“When shall I see Mr. Travers?”

“I cannot say. He is an elderly man, not very strong, and does not often go out of his way. In the meantime, I hope you will take my word for it that it is all right, and that when you require money you will freely use your cheque-book.”

And that was all the explanation she got from Mr. Tytherleigh.

Fan, alone in her fine apartments, her occupation gone, found the time hang heavily on her hands. To read a little, embroider a little, walk a little in Hyde Park each day, was all she could do until Mr. Travers should come to her and explain everything and be her guide and friend. But the slow hours, the long hot days passed, and Mr. Travers still delayed his coming, until to her restless heart the leisure she enjoyed seemed a weariness and the freedom a delusion. Every day she spent more and more time out of doors. At home the profound silence and seeming emptiness of the house served but to intensify her craving for companionship. Her landlady, who was her own cook, never entered into conversation with her, and only came to her once or twice a day to ask her what she would have to eat. But to Fan it was no pleasure to sit down to eat by herself, and for her midday meal she was satisfied to have a mutton chop with a potato—that hideously monotonous mutton chop and potato which so many millions of unimaginative Anglo-Saxons are content to swallow on each recurring day. And Mrs. Fay, her landlady, had a soul; and her skill in cooking was her pride and glory. Cookery was to her what poetry and the worship of Humanity, and Esoteric Buddhism are to others; and from the time when she began life as a kitchen-maid in a small hotel, she had followed her art with singleness of purpose and unflagging zeal. She felt it as a kind of degradation to have a lodger in her house who was satisfied to order a mutton chop and a potato day after day. It was no wonder then that she grew more reticent and dark-browed and sullen every day, and that she went about the house like a person perpetually brooding over some dark secret. Some awful midnight crime, perhaps—some beautiful and unhappy young heiress, left in her charge, and smothered with a pillow for yellow gold, still haunting her in Quebec Street. So might one have imagined; but it would have been a mistake, for the poor woman was haunted by nothing more ghastly than the image of her lodger's mutton chop and potato. And at last she could endure it no longer, and spoke out.

“I beg your pardon for saying it, Miss,” she said in an aggrieved tone, “but I think it very strange you can't order anything better for your dinner.”

“It does very well for me,” said Fan innocently. “I never feel very hungry when I'm alone.”

“No, miss; and no person would with nothing but a chop to sit down to. I was told by the gentleman from Mr. Travers' office that brought you here that I was to do my best for you. But how can I do my best for you when you order me to do my worst?” Here she appeared almost at the point of crying. “It is not for me to say anything, but I consider, miss, that you're not doing yourself justice. I mean only with respect to eating and drinking——” with a glance full of meaning at Fan's face, then at her dress. “About other things I haven't anything to say, because I don't interfere with what doesn't concern me.”

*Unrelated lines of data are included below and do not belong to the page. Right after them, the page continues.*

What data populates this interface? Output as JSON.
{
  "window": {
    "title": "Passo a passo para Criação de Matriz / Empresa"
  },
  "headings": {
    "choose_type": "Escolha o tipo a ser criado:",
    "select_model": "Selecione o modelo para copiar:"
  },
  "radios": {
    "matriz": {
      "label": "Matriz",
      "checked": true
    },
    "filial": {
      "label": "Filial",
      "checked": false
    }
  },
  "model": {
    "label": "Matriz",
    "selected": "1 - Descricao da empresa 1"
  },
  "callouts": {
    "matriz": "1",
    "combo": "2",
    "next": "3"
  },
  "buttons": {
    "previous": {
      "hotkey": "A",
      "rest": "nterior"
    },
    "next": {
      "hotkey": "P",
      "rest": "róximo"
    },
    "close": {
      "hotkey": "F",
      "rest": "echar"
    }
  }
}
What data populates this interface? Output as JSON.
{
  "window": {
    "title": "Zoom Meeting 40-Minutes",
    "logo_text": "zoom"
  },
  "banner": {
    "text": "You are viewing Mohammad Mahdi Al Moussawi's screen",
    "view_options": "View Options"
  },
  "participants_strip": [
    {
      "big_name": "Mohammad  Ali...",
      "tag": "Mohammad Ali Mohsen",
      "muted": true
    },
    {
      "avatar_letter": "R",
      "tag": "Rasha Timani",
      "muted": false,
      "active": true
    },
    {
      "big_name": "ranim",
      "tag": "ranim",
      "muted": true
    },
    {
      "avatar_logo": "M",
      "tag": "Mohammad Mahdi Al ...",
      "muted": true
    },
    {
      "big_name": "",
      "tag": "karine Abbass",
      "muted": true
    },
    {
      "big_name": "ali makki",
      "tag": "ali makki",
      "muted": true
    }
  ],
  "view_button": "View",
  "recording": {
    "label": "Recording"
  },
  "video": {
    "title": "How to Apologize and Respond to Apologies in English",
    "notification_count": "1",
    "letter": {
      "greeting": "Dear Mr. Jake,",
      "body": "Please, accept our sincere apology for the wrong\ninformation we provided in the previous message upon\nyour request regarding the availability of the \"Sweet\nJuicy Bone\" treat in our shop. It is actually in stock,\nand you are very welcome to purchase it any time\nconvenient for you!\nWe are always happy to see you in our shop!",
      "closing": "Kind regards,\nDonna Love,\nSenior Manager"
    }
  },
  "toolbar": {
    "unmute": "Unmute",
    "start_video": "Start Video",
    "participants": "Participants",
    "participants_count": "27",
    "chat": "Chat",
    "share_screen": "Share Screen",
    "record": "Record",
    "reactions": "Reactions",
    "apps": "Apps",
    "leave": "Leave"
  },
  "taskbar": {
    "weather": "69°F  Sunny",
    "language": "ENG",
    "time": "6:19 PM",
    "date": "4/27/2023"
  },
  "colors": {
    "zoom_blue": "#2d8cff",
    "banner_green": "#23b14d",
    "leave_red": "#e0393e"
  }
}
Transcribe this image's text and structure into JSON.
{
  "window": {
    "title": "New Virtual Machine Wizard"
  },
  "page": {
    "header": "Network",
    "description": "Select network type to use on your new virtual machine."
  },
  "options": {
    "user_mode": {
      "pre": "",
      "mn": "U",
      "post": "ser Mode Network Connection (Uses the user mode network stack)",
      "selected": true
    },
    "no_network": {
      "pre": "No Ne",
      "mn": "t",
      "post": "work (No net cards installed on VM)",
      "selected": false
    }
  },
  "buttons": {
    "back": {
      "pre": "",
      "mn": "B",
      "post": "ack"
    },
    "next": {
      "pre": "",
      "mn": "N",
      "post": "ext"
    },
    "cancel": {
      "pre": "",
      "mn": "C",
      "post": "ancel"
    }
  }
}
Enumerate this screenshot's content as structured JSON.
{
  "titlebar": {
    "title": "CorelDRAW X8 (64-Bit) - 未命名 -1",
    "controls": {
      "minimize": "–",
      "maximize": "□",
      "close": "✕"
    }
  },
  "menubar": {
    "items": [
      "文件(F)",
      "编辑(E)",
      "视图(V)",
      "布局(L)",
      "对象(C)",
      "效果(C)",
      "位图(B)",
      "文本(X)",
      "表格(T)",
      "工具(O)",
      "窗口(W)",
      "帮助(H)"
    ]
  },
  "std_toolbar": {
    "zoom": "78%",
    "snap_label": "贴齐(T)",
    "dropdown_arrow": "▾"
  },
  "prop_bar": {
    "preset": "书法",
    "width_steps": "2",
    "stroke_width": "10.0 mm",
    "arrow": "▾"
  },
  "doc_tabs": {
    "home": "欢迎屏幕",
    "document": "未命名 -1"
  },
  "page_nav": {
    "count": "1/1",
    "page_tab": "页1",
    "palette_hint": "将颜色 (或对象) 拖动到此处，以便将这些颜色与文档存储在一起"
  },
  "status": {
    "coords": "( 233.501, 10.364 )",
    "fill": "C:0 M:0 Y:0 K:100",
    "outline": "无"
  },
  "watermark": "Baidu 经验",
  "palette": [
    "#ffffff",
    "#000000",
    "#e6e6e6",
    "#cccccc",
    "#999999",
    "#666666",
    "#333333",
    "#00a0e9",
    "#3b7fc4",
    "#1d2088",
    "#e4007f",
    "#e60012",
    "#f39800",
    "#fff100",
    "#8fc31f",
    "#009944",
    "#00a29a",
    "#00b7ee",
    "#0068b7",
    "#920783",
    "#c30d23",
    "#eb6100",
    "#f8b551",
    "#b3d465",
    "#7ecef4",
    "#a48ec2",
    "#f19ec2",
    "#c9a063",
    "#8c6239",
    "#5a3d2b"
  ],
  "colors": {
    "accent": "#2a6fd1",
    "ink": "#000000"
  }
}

“But what can I do, Mrs. Fay?” said Fan distressed. “I have not been accustomed to order my meals, but to sit down without knowing what there was to eat. And I like that way best.” Then, in a burst of despair, she added, “Can't you give me just whatever you like, without asking me?”

Mrs. Fay's brow cleared, and she smiled as Fan had not seen her smile before.

“That I will, miss; and I don't think you'll have any reason to complain that you left it to me.”